The ICO framework has identified eight AI-related risk areas and identifies governance practices such as: leadership engagement, reporting structures, and employee training.

Boards and CEOs can’t wait for all of these legal and regulatory frameworks to be in place, so having 3rd party audits/internal model reviews, making sure the use of AI models is well documented like : document the names of AI model developers, assign risk ratings (data, societal, financial, etc.), in case a model fails. AI audits should deepen the assessment of the quality of training data and ensure that algorithmic methods are robust and fair.

A robust audit process for data management practices should be the way forward to govern AI/ML decisions and ensure alignment with business purpose.

Here are some of the key questions a director or CEO may consider asking an audit firm.

1.) Does your audit practice have proven expertise in data management audits and AI/machine learning areas?

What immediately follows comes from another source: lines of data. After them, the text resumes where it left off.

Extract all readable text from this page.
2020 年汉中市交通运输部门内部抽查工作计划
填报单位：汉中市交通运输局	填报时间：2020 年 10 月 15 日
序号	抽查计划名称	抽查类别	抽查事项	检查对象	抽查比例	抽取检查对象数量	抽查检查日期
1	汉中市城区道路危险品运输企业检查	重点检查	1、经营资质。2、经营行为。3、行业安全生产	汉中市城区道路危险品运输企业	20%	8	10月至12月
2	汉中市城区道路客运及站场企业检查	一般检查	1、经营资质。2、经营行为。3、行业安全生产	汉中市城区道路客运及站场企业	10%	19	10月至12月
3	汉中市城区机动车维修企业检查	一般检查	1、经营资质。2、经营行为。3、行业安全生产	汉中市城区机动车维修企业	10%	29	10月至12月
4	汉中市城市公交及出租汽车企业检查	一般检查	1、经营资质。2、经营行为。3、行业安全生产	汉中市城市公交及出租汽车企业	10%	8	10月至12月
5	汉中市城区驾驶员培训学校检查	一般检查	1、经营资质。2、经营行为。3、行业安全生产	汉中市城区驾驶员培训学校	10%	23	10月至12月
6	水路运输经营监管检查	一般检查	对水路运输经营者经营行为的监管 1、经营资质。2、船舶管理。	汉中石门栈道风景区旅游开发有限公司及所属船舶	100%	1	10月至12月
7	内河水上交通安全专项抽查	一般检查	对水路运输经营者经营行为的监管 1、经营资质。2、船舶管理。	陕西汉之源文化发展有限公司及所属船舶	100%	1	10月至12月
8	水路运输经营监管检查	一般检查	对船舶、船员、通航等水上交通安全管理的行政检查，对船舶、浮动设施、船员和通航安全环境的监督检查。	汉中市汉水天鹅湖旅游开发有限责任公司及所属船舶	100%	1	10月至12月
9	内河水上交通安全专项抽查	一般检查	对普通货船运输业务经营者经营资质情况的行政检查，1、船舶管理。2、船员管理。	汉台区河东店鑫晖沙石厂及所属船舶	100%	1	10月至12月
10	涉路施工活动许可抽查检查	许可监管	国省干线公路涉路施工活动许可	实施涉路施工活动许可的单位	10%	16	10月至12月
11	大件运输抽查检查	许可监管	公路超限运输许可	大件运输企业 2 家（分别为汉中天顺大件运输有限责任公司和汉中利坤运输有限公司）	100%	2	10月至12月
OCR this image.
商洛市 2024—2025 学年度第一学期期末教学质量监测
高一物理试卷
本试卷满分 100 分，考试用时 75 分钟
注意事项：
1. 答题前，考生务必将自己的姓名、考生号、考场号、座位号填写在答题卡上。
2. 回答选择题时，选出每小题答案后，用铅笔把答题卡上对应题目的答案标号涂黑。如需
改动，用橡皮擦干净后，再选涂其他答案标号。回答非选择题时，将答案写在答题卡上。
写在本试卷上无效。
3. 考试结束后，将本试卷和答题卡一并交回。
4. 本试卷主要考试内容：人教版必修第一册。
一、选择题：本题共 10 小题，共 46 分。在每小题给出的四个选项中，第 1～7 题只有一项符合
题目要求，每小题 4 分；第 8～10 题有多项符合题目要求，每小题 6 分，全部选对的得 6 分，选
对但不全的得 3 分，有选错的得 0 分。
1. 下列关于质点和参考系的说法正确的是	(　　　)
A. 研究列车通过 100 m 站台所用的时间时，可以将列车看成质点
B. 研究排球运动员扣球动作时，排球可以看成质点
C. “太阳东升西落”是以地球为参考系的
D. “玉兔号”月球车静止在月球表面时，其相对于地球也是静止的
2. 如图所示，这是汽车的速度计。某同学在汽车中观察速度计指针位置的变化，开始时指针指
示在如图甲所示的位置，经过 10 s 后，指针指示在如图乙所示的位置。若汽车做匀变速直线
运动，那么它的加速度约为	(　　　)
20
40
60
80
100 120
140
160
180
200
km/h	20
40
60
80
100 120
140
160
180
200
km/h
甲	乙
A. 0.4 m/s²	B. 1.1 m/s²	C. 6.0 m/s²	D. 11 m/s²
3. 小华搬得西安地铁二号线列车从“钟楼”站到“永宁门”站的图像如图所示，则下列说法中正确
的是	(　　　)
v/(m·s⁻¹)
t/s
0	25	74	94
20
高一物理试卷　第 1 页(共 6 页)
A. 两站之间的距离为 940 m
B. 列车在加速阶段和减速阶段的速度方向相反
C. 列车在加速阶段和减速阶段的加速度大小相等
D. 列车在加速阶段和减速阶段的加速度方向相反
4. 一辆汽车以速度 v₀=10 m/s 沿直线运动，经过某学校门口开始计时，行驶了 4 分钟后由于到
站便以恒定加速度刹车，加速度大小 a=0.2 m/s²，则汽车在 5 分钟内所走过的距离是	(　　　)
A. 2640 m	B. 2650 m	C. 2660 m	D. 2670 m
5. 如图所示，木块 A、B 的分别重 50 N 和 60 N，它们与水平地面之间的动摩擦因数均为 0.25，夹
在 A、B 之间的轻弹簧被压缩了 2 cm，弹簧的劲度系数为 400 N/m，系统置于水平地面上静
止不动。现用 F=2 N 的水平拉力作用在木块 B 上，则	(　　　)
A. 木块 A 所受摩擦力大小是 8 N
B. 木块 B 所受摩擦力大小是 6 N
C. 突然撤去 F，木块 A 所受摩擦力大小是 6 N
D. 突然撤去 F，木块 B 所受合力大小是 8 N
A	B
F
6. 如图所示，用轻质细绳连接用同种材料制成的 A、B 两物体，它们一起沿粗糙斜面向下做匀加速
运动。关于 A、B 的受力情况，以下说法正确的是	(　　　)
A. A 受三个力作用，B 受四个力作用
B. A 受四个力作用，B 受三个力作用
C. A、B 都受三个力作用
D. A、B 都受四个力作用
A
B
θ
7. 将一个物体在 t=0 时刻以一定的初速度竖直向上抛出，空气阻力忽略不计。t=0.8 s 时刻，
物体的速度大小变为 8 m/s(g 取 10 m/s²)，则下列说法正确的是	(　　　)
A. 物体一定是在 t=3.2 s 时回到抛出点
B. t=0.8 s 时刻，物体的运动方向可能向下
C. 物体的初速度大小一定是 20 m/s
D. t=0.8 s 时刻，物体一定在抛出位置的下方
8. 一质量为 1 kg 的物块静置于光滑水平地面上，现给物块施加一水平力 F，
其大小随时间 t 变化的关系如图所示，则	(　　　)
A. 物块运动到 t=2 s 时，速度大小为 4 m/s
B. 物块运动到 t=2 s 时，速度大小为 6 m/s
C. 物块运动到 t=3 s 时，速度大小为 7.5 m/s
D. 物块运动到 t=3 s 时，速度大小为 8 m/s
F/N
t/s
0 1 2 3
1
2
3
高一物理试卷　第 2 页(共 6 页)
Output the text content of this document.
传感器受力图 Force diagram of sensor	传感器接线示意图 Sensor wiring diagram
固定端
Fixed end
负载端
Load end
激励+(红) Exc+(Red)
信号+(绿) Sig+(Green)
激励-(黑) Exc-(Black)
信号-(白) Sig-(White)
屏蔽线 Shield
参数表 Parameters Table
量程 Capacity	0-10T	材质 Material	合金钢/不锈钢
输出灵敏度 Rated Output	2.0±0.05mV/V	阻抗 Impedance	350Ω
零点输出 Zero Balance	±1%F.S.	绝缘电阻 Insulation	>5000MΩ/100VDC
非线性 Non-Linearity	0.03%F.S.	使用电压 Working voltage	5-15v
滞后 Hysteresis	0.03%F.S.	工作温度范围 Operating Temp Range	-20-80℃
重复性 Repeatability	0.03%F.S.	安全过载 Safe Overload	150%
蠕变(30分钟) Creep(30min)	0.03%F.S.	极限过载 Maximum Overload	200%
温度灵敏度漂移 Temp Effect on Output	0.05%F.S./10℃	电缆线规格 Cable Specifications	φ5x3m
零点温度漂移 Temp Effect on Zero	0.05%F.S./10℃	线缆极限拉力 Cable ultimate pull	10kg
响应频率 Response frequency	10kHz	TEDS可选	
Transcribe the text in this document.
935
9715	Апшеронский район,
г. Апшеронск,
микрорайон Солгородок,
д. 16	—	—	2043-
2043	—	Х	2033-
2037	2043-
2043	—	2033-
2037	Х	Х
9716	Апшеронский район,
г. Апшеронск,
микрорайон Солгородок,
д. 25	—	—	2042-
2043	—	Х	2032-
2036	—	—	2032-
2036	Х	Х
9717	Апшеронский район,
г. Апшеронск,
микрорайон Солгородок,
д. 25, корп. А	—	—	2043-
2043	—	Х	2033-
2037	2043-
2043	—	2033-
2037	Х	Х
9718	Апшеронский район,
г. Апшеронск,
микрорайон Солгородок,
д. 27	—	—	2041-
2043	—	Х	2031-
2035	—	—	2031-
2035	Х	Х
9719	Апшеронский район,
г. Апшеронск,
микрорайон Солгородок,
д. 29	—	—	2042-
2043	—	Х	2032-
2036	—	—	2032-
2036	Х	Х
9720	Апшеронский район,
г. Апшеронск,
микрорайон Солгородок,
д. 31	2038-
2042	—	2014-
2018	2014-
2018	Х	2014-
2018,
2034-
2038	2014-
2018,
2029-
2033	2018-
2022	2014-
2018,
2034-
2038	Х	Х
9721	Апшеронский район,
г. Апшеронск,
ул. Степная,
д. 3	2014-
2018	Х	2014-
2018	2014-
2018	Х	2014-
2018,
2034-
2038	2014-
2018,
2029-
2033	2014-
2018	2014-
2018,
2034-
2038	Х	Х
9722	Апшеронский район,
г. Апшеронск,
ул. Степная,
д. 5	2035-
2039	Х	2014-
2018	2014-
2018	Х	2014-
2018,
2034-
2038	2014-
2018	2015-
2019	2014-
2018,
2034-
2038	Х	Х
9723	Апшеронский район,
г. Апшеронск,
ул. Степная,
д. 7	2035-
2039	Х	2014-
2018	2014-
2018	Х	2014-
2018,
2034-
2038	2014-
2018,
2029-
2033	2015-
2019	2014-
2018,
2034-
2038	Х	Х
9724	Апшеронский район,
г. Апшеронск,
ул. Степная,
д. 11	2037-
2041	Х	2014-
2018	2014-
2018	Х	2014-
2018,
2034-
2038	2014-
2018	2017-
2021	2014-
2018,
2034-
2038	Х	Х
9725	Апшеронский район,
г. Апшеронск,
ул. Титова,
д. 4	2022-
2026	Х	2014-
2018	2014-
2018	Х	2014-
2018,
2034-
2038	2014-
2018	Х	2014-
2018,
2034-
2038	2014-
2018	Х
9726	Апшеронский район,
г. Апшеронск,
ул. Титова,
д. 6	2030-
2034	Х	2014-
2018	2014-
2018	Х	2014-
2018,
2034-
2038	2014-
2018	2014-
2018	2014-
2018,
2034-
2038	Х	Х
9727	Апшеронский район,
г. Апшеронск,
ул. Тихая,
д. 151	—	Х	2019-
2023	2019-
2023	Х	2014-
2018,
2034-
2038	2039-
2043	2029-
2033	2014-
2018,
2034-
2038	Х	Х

2.) Do you have a trust framework for AI ethics and a set of operating principles or guidelines that can guide our corporate AI initiatives from the perspective of risks?

3.) Does your audit practice apply your AI audit frameworks in your own internal operations and have your internal practices reviewed by an independent auditor?

4.) Have you helped evolve the procurement and legal functions to have risk management practices in relation to black box AI approaches versus trusted (visible) AI approaches?

5.) Do you have a digital literacy program for all your listeners with a foundation in data management and AI?

6.) What lessons have you learned from helping companies implement more reliable AI auditing practices?

7.) Are the resources assigned to your account certified in data management and AI?, and do they have the qualified skills to perform your audit review rather than leveraging the overall company brand. Note: Always know the skills and abilities of the talent assigned to your account (inspect).

Conclusion

This five-part blog series was written to motivate administrators to ensure they have a clearly defined business purpose and that investments in technology, especially with AI and ML methods, are a foundation of data excellence is in place, ethical AI practices and third-party audits. Although many legal frameworks are not yet globally aligned, directors and CEOs need to understand that their most valuable strategic asset is their data, and company valuations will change as audit frameworks and regulatory risk assessment are evolving. Most board audit committees do not have a business or technology risk manager for AI and ethics, or a director with experience in these areas.

I recently completed my ICD.D Board Administrator certification at the Rotman School of Business at the University of Toronto. It was a great program overall, but there were no core AI and ML risk modules, although cybersecurity and data leakage risk were discussed, and nor was there a separate discussion of the company’s purpose and its importance in technology investments. With approximately 8.5% of revenue across all segments, investing in IT, strengthening technology governance and aligning with business purpose.

Newer governance models such as ESG (environment, social, governance) offer new opportunities to integrate AI, ML and business purpose into stronger governance practices. Unfortunately, the majority of ESG consultants have limited expertise in AI/ML/technology, which impacts the integration of AI/ML into these new frameworks.